The current theory of matching markets and practice in market design offers insights into some of the issues above, notably allocational efficiency and need for coordination, but not quite more than terminology in addressing the others. This talk will attempt to go over the issues within a common framework so as to view the main tradeoffs involved in institutional design.

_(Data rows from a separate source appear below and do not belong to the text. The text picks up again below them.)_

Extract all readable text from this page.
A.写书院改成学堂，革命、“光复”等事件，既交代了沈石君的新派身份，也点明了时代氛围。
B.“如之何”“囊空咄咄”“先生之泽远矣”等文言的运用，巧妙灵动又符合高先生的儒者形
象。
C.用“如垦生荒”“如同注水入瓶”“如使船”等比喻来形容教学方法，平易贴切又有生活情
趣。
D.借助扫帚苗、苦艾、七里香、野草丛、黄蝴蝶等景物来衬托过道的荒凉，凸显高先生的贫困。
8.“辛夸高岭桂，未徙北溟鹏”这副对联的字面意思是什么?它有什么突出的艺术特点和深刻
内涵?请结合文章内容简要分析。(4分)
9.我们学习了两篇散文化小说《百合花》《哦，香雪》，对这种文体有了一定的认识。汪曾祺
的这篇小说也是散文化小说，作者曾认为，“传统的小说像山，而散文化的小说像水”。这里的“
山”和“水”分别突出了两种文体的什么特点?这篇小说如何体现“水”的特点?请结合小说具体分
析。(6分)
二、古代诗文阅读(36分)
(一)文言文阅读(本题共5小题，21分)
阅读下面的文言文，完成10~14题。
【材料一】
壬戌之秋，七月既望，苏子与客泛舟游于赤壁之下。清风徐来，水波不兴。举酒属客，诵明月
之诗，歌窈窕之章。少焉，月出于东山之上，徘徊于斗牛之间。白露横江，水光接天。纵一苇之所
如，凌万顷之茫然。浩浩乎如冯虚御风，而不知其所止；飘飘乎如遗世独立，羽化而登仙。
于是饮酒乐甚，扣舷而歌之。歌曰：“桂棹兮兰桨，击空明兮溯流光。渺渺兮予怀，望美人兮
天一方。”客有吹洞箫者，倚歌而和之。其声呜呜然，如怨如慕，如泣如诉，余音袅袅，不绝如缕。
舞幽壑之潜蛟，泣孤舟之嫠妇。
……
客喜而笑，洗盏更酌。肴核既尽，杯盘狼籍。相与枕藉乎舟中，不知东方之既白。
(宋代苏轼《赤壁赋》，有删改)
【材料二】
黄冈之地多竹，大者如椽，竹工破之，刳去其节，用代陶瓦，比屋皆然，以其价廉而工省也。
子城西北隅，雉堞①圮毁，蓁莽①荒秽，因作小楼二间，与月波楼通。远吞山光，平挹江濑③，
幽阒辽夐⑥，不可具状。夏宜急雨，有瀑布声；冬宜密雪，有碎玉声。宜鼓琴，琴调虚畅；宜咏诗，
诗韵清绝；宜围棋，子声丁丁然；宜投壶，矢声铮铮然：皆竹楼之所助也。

A particular look will be on letting schools assess students in decentralized manner. In this regard, some findings from “Matching with Information Acquisition” (2015) by Z. H. Alioğulları and A. Alkan will be presented. This working paper considers matching under costly information acquisition (e.g., interviewing) in a stylized one-to-one market where (i) Students’ rankings over Universities are based on perfect information but (ii) Universities’ rankings over Students are based on partial information (e.g., exam score) and improvable by interview. Each University in Stage 1 chooses two students to interview and in Stage 2 submits a ranking to a Center which implements the University optimal stable matching. This game mimics the U.S. National Intern Resident Matching Program game. We show that pure strategy Nash equilbria, implying stable interview schedules, may fail to exist. There is a unique pure strategy equilibrium where interviewees hierarchically overlap (forming a “ladder”) if and only if students’ preferences are “effectively homogeneous”.